Did we like it?
A show that perniciously straddles the threshold between moving heartbreak TV and employing unfortunates to act as dumb pity magnets to draw in a hoard of viewers while expressing the same amorality as a travelling freak show.
What was good about it?
• You would have to have a heart of granite carved into the scowling face of the Wicked Witch of the West not to feel sympathy for the people whose lives were made that little bit more bearable by Noel’s gifts (and they were from Noel and nobody else, as he made the whole carnival sound as if the kindness had seeped from his ego like a godly amber nectar to cheer those receiving presents).
• “My first gift…” Noel began, as though inciting us to disbelieve the end credits that listed people other than he, went to the admirable Cameron Small. Cameron has a blood disorder, and has raised thousands of pounds for charity. He was awarded with a trip to Florida.
• Meanwhile, Mark has survived cancer three times, and his son Joseph has just recovered from the same illness. They got to go to an England rugby match at Twickenham and a trip to Lillehammer in Norway.
• Noel also organised a party (and we’re sure he did it all by himself) for children who had been left temporarily homeless by flooding, and a holiday to South Africa for an animal lover who has a heart condition.
• And finally, there was the luckless Theresa. She had helped nurse her father back to health after a brain haemorrhage, while caring for her frail mother and her terminally ill husband. They were given a Mediterranean cruise.
What was bad about it?
• Despite evidence of the indefatigable human spirit in the people receiving the presents, the show is as mechanical and cynical as a factory producing cyanide.
• Noel’s insistence that he seems to be single-handedly dishing out joy to people in the grip of corrosive misery instead of making him appear an altruistic benefactor makes him seem like a pompous lord sprinkling happiness on the great unwashed to attract the attention of those responsible for knighthoods. But sporadically he does elicit a shred of genuine warmth towards people.
• Shows in which unfortunate people are given gifts have devolved so much to the point that they now have a single hard currency – tears. Even in a show which actually seeks to educate the benefactor, such as Secret Millionaire, the pay off always comes in the form of tears as a universal, wordless expression of gratitude that penetrates to the very core of human instinct.
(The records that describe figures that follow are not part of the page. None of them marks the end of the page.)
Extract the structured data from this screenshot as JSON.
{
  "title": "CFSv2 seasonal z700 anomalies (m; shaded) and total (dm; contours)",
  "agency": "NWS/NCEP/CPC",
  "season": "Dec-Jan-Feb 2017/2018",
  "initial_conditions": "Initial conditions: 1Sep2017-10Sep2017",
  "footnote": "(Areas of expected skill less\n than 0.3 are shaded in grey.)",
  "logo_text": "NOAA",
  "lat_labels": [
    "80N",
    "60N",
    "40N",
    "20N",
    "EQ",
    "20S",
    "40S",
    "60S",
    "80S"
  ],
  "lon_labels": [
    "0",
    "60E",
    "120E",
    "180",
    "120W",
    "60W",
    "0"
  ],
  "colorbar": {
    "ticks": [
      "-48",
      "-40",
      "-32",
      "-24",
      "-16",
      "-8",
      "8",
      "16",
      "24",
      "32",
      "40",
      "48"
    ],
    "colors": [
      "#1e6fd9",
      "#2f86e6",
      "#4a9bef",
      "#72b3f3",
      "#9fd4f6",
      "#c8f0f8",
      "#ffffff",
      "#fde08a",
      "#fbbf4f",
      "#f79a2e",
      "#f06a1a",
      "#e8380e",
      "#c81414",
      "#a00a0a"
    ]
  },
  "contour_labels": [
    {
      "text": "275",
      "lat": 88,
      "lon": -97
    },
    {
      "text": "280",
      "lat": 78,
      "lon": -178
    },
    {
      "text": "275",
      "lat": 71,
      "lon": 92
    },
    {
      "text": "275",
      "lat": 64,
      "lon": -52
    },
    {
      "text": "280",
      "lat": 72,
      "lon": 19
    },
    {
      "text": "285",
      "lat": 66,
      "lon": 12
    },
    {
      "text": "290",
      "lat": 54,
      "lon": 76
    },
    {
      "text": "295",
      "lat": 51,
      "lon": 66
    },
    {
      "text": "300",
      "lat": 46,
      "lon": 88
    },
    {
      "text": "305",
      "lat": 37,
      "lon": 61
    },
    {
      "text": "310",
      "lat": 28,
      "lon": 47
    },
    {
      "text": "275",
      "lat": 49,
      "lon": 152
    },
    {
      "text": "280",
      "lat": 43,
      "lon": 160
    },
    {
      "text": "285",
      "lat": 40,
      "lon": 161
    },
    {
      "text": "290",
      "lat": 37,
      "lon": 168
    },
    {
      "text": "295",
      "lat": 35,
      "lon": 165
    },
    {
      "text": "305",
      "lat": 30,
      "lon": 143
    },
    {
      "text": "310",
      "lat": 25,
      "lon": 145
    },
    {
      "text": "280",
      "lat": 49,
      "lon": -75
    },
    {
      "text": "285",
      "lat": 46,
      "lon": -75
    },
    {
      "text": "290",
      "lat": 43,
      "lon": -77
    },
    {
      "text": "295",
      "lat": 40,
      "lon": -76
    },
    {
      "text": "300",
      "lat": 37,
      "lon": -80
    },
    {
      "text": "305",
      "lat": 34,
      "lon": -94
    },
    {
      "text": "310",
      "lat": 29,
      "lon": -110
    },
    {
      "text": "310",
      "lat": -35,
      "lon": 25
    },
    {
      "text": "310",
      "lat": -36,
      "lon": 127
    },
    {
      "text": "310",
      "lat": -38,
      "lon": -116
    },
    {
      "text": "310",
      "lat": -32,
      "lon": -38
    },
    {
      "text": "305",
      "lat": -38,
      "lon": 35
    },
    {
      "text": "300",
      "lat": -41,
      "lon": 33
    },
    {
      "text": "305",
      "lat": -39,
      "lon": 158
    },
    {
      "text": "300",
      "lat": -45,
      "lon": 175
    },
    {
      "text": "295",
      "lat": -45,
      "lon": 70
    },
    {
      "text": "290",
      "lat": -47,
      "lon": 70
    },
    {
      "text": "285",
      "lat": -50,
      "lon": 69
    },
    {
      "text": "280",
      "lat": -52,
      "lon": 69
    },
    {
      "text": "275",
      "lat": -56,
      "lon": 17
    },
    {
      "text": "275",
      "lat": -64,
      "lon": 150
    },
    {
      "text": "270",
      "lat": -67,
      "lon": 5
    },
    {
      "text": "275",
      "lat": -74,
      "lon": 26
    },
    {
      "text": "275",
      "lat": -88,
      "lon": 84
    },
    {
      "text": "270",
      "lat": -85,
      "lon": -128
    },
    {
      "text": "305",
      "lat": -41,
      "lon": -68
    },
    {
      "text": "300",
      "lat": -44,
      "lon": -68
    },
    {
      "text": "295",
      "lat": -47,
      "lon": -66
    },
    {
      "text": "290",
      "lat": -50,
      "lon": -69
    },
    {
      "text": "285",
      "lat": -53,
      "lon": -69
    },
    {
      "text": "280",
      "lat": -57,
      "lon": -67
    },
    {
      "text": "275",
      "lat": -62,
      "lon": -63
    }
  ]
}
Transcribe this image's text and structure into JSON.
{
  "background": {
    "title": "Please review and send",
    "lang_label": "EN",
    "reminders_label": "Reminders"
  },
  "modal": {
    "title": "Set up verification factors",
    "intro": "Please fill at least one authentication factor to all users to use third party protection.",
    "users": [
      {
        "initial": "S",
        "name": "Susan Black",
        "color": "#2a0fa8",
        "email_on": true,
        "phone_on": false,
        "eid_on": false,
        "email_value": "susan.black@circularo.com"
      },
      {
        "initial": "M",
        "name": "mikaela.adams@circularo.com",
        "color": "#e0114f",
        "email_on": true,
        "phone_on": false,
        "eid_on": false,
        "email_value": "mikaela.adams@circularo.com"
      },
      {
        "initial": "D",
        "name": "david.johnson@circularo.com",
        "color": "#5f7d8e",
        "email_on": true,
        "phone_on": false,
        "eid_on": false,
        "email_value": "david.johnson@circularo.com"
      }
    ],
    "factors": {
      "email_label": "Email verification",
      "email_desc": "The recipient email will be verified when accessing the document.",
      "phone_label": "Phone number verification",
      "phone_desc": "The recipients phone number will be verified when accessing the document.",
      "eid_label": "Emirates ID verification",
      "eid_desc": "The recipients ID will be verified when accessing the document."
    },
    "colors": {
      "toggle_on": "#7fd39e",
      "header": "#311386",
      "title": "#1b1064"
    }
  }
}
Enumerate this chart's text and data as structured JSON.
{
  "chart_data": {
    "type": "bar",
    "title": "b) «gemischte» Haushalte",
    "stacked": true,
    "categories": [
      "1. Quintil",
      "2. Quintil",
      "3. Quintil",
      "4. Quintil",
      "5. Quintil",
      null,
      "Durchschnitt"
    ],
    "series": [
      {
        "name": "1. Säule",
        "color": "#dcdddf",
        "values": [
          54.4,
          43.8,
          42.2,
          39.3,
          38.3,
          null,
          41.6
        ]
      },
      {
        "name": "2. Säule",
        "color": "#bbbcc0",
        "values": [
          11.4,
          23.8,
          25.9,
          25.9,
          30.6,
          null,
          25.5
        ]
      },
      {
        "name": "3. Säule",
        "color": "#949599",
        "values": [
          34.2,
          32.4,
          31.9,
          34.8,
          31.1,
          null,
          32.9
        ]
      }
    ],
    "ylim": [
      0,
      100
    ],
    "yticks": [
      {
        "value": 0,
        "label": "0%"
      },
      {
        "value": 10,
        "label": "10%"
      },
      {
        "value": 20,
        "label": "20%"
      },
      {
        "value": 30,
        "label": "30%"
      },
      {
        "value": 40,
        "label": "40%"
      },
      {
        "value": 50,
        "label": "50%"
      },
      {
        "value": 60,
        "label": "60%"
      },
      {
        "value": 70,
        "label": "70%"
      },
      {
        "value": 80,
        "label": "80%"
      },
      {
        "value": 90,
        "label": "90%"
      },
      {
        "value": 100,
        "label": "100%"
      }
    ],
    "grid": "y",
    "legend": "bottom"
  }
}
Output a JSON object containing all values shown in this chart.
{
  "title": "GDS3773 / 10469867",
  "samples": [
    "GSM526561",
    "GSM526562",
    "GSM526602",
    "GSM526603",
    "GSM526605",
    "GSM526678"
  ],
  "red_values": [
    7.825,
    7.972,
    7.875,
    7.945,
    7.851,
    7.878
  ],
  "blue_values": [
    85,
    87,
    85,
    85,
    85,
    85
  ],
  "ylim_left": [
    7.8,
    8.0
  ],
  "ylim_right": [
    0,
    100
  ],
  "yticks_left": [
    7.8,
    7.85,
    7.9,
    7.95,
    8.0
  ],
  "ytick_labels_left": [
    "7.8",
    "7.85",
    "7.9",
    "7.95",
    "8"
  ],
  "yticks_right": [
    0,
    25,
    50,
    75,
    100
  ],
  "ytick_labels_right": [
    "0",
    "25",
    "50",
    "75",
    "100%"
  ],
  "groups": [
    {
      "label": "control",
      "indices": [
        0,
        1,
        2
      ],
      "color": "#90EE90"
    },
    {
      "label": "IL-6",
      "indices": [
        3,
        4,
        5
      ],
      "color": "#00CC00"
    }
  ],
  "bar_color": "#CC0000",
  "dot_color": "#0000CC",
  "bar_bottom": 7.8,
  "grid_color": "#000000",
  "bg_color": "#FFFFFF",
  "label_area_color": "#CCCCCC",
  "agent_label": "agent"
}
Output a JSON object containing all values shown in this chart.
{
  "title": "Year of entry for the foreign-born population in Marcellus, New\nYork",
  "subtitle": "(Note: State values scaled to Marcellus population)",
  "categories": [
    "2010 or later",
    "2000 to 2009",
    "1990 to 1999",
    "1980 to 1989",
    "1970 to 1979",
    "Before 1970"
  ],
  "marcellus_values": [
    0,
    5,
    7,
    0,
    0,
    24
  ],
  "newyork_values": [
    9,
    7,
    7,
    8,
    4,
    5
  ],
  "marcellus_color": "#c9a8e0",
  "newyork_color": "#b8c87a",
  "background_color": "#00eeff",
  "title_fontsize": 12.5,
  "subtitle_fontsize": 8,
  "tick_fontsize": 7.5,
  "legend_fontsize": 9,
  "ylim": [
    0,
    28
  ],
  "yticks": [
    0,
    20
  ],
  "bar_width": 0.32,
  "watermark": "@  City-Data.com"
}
• And in Noel’s Christmas Presents, this process has been adapted into a clinical procedure reminiscent of King Richard laying siege to the gates of Jerusalem. Each unfortunate will be battered with an incessant barrage of gifts, while Noel whispers in their ear how unlucky they’ve been in their lives to wed that misery with the unexpected and novel ecstatic revelation that someone cares.
• This inverted form of bullying will eventually overwhelm them, and they will ultimately weep, supplying Noel with the ostensibly desired outcome.
• And speaking of ‘desired outcomes’, we wonder why Noel didn’t simply educate the unfortunates on the wonders of cosmic ordering so that they could wish away their unhappiness with a single brainwave into the inky blackness of the universe. Or perhaps this is because it’s a festering philosophy endorsed by delusional hypocrites who use it as a tool to ‘prove’ how superior they are to the rest of the human race employing a process that possesses less veracity than the existence of the Loch Ness Monster.
• Moments of uplifting happiness for the unfortunates were ruined by an abysmal choice of music. Westlife enriches the soul as much as influenza, while Leona Lewis’s version of Snow Patrol’s Run exemplified that while she might be able to perfect each note, she carries the song along with all the perfunctory empathy of a grizzly bear dragging a large salmon back to its lair to devour before it turns in for hibernation.